The notion that if the manager of manager spots a manager underperforming badly it will fire them and replace them immediately is seductive and, to a certain extent, valid. “The real conflict of interest comes in a different guise. In Frank Russell’s case, for example, when did you last see them do a search for a global mandate? When you hire Frank Russell, they tell you that the way to address the world is with regional portfolios and, nudge nudge, wink wink, we’d like to put ourselves on the shortlist. Now that’s a conflict of interest. Anyone who appoints Frank Russell to do any investment consulting and asset allocation work has already made a decision an that is to go down a regional route.”
Bailie says this is nonsense. “We never do that. It’s perfectly clear with the client. Everyone goes into this eyes wide open. So there’s no nudge nudge wink wink and it’s rather annoying that somebody can think that after so many years when we patently haven’t done that.” The likes of Smith & Nephew, who recently appointed Frank Russell as multi-manager and investment consultant, are perfectly happy. Although Frank Russell, and more recently Aon Consulting, have taken a lot of flack on this issue, the former’s volume of business suggests pension funds don’t take the supposed conflict of interest that seriously.

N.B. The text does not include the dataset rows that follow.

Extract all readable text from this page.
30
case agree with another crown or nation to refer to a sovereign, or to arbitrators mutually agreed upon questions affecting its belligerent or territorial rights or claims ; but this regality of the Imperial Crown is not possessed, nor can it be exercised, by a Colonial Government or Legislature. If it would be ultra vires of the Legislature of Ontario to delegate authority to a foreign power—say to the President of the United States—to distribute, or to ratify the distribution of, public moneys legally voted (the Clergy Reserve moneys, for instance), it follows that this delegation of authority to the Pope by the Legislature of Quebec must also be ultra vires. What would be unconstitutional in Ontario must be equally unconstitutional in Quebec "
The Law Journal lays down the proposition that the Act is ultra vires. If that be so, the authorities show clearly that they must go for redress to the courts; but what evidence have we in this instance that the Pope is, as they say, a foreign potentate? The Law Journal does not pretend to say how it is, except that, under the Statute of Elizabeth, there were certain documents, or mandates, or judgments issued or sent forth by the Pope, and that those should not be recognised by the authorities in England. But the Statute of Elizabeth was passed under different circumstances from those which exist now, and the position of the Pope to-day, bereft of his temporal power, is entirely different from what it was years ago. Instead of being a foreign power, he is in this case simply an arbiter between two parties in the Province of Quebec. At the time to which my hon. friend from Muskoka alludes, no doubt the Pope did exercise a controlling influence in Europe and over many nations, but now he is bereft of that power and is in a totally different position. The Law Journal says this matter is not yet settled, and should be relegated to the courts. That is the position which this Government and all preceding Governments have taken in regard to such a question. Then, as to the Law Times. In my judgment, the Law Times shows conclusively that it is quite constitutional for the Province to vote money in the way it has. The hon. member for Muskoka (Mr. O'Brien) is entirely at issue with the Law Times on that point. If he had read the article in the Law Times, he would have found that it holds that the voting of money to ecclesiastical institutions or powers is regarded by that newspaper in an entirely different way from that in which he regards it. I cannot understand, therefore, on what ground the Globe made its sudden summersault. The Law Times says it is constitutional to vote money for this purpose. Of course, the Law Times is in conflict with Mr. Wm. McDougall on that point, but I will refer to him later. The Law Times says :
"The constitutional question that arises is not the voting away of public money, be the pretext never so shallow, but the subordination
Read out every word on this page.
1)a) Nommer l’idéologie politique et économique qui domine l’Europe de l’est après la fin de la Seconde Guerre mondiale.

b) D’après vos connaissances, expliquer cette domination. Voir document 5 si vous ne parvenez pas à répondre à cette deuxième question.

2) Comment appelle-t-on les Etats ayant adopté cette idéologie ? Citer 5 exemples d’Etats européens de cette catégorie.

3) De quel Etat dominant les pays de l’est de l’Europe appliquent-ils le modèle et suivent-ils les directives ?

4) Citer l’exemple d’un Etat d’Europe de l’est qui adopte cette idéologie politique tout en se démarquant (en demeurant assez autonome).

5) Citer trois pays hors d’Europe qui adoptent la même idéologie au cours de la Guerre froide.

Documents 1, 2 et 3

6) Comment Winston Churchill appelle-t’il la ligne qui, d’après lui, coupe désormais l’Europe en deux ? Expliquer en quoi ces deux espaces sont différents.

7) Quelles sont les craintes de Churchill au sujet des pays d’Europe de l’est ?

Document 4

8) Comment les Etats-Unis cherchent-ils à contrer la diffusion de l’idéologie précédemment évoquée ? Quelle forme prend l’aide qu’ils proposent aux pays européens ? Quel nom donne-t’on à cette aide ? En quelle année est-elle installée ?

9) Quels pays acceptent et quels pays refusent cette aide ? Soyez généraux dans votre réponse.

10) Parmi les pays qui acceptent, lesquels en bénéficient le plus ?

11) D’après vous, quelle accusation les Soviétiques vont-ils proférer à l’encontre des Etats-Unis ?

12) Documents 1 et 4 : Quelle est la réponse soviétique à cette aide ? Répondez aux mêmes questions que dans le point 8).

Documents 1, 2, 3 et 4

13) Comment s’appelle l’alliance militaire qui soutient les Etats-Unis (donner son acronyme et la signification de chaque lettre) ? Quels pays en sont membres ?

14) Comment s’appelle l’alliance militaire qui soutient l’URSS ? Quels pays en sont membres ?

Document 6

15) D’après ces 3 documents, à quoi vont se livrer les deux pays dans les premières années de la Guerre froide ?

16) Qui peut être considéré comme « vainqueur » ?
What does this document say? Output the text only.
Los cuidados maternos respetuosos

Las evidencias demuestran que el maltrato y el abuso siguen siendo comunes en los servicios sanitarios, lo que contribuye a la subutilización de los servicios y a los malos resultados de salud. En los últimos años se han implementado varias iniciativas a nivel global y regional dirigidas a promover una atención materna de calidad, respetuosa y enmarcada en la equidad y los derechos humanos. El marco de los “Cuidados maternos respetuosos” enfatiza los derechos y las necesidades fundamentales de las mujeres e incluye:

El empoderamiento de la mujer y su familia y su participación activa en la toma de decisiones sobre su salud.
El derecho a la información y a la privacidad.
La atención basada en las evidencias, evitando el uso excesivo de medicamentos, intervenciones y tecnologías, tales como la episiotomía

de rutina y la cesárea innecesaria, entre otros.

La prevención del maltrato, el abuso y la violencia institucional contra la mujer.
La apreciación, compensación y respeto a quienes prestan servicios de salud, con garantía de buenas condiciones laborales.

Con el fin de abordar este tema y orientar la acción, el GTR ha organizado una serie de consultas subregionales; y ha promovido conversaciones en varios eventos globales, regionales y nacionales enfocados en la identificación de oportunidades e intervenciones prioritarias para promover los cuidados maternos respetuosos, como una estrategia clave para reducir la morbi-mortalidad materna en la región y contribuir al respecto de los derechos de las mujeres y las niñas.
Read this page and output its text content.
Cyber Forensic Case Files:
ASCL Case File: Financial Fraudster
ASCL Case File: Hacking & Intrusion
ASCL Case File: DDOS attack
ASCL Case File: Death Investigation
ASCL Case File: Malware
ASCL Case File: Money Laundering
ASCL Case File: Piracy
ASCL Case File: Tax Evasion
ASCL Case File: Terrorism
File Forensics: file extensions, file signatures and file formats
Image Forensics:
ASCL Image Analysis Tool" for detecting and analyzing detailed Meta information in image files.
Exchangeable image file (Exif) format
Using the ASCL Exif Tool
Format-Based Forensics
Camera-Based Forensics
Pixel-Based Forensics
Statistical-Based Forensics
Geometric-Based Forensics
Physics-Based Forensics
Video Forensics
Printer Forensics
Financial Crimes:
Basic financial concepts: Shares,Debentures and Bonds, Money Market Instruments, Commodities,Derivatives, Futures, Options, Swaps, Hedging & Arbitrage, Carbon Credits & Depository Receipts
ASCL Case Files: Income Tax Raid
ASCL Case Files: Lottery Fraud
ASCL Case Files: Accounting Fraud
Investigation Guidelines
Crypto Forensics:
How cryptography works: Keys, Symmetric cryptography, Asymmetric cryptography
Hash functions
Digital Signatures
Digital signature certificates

In fact, another London-based consultant employed by one of Russell’s direct competitors says that they are now predominantly considered investment managers rather than investment consultants.
The same manager says that although it might be assumed most funds considering hiring a multi-manager would be aware of these conflicts of interest, many probably do not. “The big players and the major funds probably know that but a lot of the small ones, they probably do not.” Again, the consultant disputes this and says that as the concept of multi-management gets even more coverage, so pension funds will grow more familiar with what they are letting themselves in for.
So although the service is one of convenience, it is overpriced yet the manager is unconvinced the price will come down. “I think multi-manager would offer two thoughts- one, they would be unapologetic about the costs. They would apply the argument that they are providing a service you cannot get yourself in terms of simply the cost of an ongoing review etc. and that’s probably fair. The other point they would make in their favour, and again there is a semblance of truth in this, and that is that they bring buying power in a single fund cannot.” Quite who benefits from this buying power was this unconvinced manager’s last query.